Islington Council discovered the fraud when Mr Deb applied to buy the council home, at a significant discount, through the national RtB scheme.
The local authority said that as demand for council homes vastly outstrips the number of properties available, Mr Deb’s actions deprived others on the social housing waiting list of a place to call home.
Mr Deb had previously been given a suspended sentence of two years, plus 30 rehabilitative activity days and 250 hours of unpaid work after pleading guilty to four counts of fraud at Snaresbrook Crown Court in December 2022.
Islington Council was then able to recover the money by pursuing financial recompense under the Proceeds of Crime Act and was awarded what is believed to be one of the largest figures granted to a council in a case of housing fraud.
Mr Deb was subsequently ordered to pay back £242,705 plus £18,000 in costs at Snaresbrook Crown Court earlier this month.
Una O’Halloran, executive member for homes and neighbourhoods at Islington Council, said: “Council homes change lives, and we will not tolerate any activity that deprives people in genuine need of a safe, decent and affordable place to call home.
“Our housing investigations team work tirelessly to deliver results like this and will always take action against the small minority of people who try to cheat the system, to make sure council homes are going to people who really need them.
“At a time when people in Islington, like all London boroughs, are facing a housing crisis and there is huge demand for council homes, this is an excellent result for our residents.”
In the past six months, the council’s housing investigation team has already recovered 36 properties that were being fraudulently let, which will now be offered to people in genuine need.
Earlier this year, L&Q revealed it had recovered 143 homes over the past year as the association tackled property misuse.
Nationally, it is estimated that every property subject to tenancy fraud costs the public purse £42,000.
In May, a non-executive director at the Tenancy Fraud Forum accused the English regulator of “turning a wilful blind eye” to tenancy fraud and said it has “lost sight of the real victims”.
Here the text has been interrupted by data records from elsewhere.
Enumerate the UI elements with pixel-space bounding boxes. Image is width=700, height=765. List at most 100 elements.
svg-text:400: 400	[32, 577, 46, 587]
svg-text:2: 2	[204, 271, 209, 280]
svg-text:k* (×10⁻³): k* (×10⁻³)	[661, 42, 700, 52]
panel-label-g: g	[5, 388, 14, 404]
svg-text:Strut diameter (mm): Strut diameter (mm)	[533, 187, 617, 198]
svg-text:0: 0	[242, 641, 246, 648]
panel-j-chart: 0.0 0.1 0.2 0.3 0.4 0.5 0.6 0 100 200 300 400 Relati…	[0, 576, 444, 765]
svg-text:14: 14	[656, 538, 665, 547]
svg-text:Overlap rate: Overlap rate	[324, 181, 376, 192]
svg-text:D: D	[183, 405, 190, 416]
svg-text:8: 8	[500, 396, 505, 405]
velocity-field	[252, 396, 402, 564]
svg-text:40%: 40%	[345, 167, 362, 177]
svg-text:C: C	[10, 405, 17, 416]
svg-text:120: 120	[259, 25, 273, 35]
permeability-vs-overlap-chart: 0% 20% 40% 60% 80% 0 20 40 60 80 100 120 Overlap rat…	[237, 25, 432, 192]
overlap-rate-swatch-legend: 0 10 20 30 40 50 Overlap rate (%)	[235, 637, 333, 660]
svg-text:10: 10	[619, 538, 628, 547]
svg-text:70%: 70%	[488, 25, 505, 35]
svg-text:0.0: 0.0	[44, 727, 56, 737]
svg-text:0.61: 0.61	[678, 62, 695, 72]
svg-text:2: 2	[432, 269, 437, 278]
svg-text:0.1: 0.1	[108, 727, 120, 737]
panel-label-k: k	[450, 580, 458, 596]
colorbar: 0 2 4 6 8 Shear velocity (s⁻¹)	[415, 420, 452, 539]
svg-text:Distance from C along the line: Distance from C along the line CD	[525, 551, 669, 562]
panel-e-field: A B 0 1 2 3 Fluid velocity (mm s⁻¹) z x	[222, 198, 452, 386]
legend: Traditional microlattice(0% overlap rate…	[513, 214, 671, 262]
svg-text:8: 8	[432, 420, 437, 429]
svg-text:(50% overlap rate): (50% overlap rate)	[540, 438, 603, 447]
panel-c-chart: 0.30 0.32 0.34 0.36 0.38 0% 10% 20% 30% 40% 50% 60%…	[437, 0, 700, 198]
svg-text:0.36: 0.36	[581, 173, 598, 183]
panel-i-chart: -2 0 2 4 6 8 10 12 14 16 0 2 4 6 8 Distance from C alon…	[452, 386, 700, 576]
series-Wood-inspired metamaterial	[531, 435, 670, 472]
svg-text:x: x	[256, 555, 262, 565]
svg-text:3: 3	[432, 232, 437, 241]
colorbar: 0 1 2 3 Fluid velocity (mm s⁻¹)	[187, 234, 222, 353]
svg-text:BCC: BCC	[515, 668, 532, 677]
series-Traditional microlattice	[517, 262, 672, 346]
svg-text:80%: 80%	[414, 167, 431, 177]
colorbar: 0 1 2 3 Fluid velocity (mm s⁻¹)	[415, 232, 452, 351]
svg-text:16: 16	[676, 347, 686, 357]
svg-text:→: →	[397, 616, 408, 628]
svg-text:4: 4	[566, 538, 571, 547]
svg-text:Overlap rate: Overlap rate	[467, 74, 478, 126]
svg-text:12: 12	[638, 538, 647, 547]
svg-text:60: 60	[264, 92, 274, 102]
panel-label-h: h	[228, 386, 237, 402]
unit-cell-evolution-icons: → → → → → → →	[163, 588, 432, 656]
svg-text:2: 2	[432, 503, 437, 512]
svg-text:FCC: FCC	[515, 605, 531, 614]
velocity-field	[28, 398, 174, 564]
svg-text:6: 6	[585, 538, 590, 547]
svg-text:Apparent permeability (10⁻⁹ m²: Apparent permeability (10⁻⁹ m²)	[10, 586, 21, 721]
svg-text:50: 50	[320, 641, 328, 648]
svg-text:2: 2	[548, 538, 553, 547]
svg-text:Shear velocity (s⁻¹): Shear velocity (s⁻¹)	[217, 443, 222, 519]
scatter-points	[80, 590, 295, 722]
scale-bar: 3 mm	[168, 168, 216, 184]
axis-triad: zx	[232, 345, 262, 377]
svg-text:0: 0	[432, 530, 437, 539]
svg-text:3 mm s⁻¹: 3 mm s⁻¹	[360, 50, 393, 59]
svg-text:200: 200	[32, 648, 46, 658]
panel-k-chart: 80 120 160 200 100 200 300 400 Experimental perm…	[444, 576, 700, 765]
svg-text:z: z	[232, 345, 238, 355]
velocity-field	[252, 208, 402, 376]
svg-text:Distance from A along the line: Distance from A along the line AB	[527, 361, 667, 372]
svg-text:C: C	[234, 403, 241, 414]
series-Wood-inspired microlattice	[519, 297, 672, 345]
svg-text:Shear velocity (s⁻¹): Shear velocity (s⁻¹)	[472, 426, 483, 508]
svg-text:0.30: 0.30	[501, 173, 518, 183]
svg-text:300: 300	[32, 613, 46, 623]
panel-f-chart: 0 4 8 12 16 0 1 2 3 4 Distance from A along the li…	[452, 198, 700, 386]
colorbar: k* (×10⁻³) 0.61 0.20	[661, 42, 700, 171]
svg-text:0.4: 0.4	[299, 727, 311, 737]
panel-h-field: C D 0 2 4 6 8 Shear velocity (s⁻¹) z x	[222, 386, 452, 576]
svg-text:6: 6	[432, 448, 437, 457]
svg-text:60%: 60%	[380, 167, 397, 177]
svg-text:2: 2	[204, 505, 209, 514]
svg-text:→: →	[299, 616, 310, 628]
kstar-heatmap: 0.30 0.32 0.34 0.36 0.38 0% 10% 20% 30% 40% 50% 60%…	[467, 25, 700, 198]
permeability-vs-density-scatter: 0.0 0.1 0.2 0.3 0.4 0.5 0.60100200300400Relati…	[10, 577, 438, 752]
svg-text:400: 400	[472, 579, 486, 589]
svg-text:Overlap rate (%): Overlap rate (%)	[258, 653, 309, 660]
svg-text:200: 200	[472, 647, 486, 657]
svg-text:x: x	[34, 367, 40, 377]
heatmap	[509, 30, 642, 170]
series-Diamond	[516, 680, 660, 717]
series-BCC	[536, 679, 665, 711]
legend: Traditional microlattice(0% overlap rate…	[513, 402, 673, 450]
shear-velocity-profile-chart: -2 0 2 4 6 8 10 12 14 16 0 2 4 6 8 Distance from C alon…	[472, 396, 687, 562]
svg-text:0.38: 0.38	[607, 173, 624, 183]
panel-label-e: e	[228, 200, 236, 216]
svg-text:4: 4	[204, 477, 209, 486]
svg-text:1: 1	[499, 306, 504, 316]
Alan Bryce, former head of counter-fraud at the Audit Commission, called on the Regulator of Social Housing to acknowledge the true extent of tenancy fraud and take the issue seriously.
In response, a spokesperson for the regulator said: “We take the issue of tenancy fraud seriously, and landlords must act on their responsibility to detect and manage it.
“We set standards that landlords need to deliver. They must have robust processes in place for tenancy fraud and actively tackle the issue. A significant case of fraud may impact on their ability to meet our standards, and in these cases we take appropriate action in line with our remit.”